12. The Brits are hands down the easiest to understand because we speak their language – or do we? Nope, you have to learn the slang and the accent. “If truth be told,” a fag is a cigarette, getting pissed means you are drunk, serviettes are napkins, napkins are diapers, a boot is the trunk of your car, and so on. Try the British “Mars” bars too, much more richer and delightful. Stay away from the “All Sorts” though if you can’t stand licorice like me. By far they have the best TV shows that capture forensic episodes with real people not cute models. You have to add any film with Bill Nighy to your list; sexy and hilarious for a too skinny guy. There are lots of other old blokes over there that play character actors better than our big stars here. When you see them appear on a film (and once you get to know them you can get excited with only the opening credits), you know you are in for a treat. Great actors like this know how to carry a film and how to pick one too.

13. The women in foreign films are real people. I mean you feel like they are your neighbors and this is what gives you the sense that you are welcomed into the story. You know these women and men, it seems you have met them before. Sure there are the outstanding looking beauties but generally they aren’t playing the outstanding looking beauty in the film. Often, they will take a less gorgeous lady and dress her up and suddenly she is the most beautiful woman in the world. It is the character that makes her or him very lovely, not the costume though. When I think of Bruno Cremer in Maigret, we are looking at a slightly obese man with a huge mole on his face, yet the character he is playing respects women, dresses sharp, smokes a pipe – which is quite debonair, is loyal to his wife and the most intelligent man on the show (that is the funny part which you have to see it to get it). We are so stuck on size 3 waists here and no one really has this except models and actresses, people you will never meet. The majority of the women in foreign films are an average sized woman of a size 8-12.
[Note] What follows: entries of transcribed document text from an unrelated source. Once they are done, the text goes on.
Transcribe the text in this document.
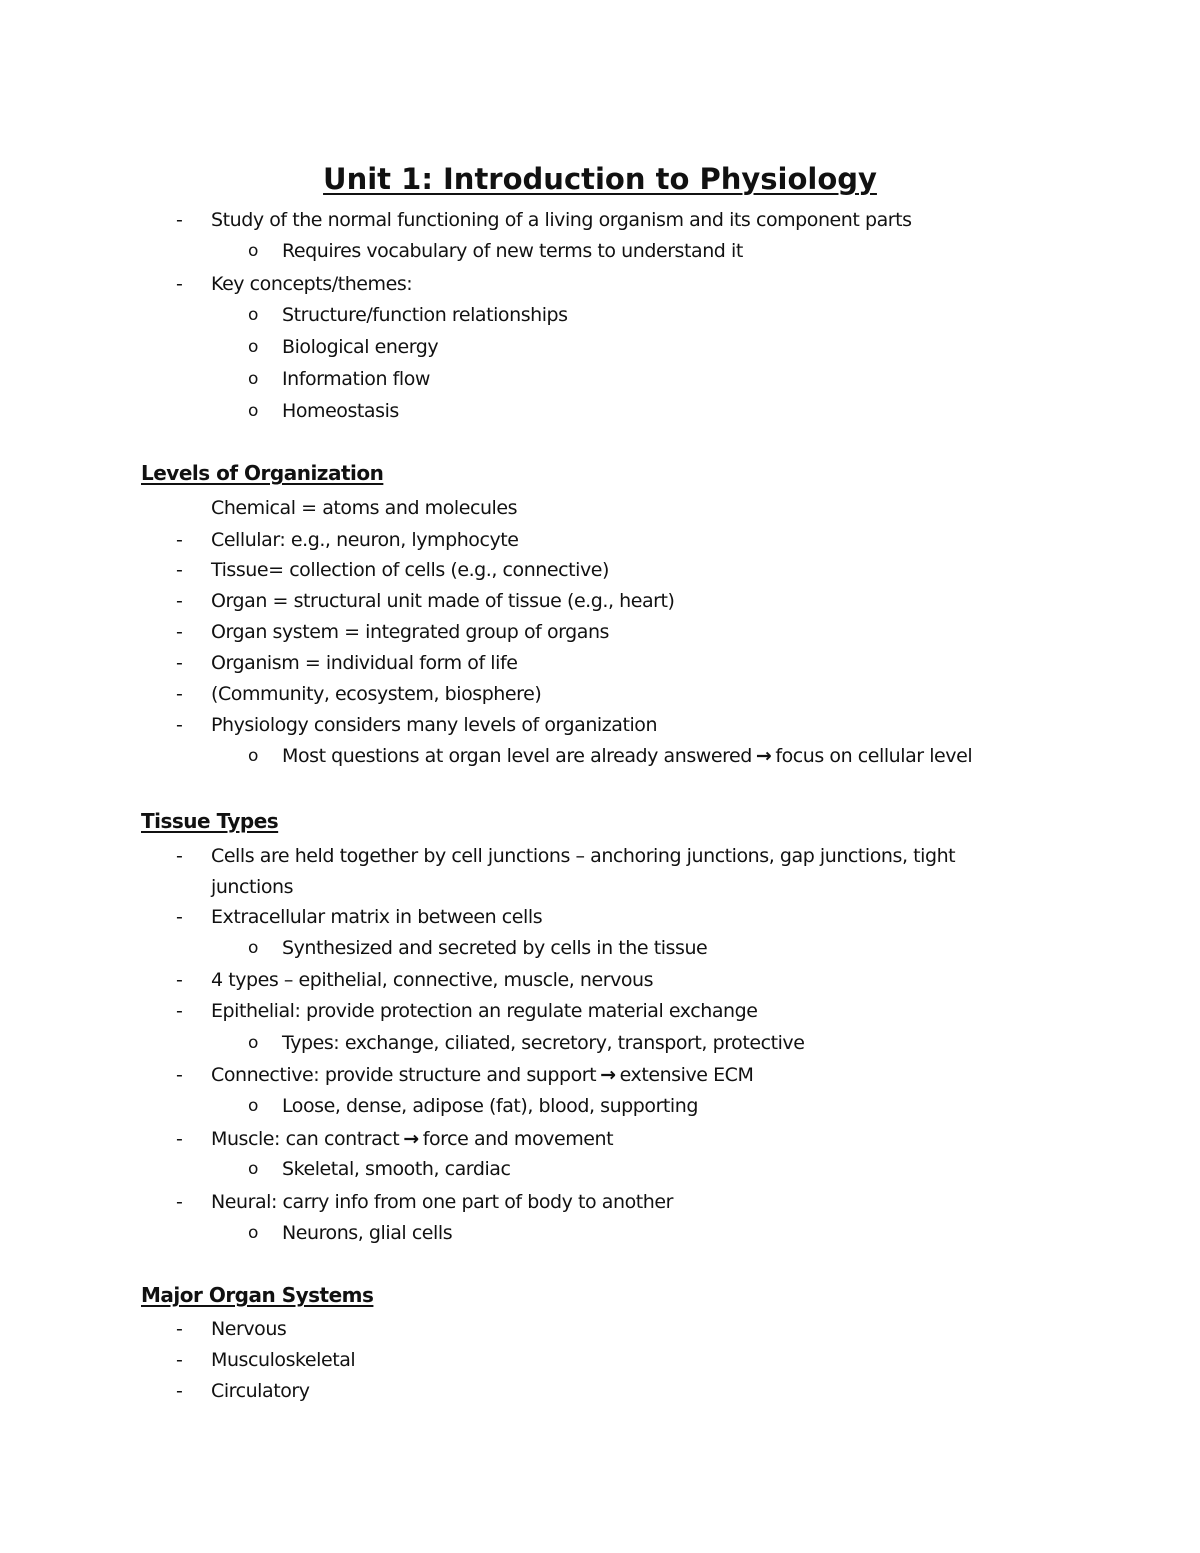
Unit 1: Introduction to Physiology
- Study of the normal functioning of a living organism and its component parts
o Requires vocabulary of new terms to understand it
- Key concepts/themes:
o Structure/function relationships
o Biological energy
o Information flow
o Homeostasis
Levels of Organization
Chemical = atoms and molecules
- Cellular: e.g., neuron, lymphocyte
- Tissue= collection of cells (e.g., connective)
- Organ = structural unit made of tissue (e.g., heart)
- Organ system = integrated group of organs
- Organism = individual form of life
- (Community, ecosystem, biosphere)
- Physiology considers many levels of organization
o Most questions at organ level are already answered → focus on cellular level
Tissue Types
- Cells are held together by cell junctions – anchoring junctions, gap junctions, tight
junctions
- Extracellular matrix in between cells
o Synthesized and secreted by cells in the tissue
- 4 types – epithelial, connective, muscle, nervous
- Epithelial: provide protection an regulate material exchange
o Types: exchange, ciliated, secretory, transport, protective
- Connective: provide structure and support → extensive ECM
o Loose, dense, adipose (fat), blood, supporting
- Muscle: can contract → force and movement
o Skeletal, smooth, cardiac
- Neural: carry info from one part of body to another
o Neurons, glial cells
Major Organ Systems
- Nervous
- Musculoskeletal
- Circulatory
14. If you find that the movie is going along very slowly and seems almost boring, just trust the director. This is building a scene for a particular purpose or a character or a culture. If you are patient, it will all make sense and by the end of the film you are going to really appreciate those opening scenes because it will all begin to come together. Sometimes the beginning can be really weird too with a lot of confusing scenes, trying to introduce so much in a short space. Again, stay still, trust the director, it is going somewhere good. I often find this is a clue that something better will come.

15. You will be so moved by foreign films that your tears will fall for the first time for a reason that you know will change your life forever.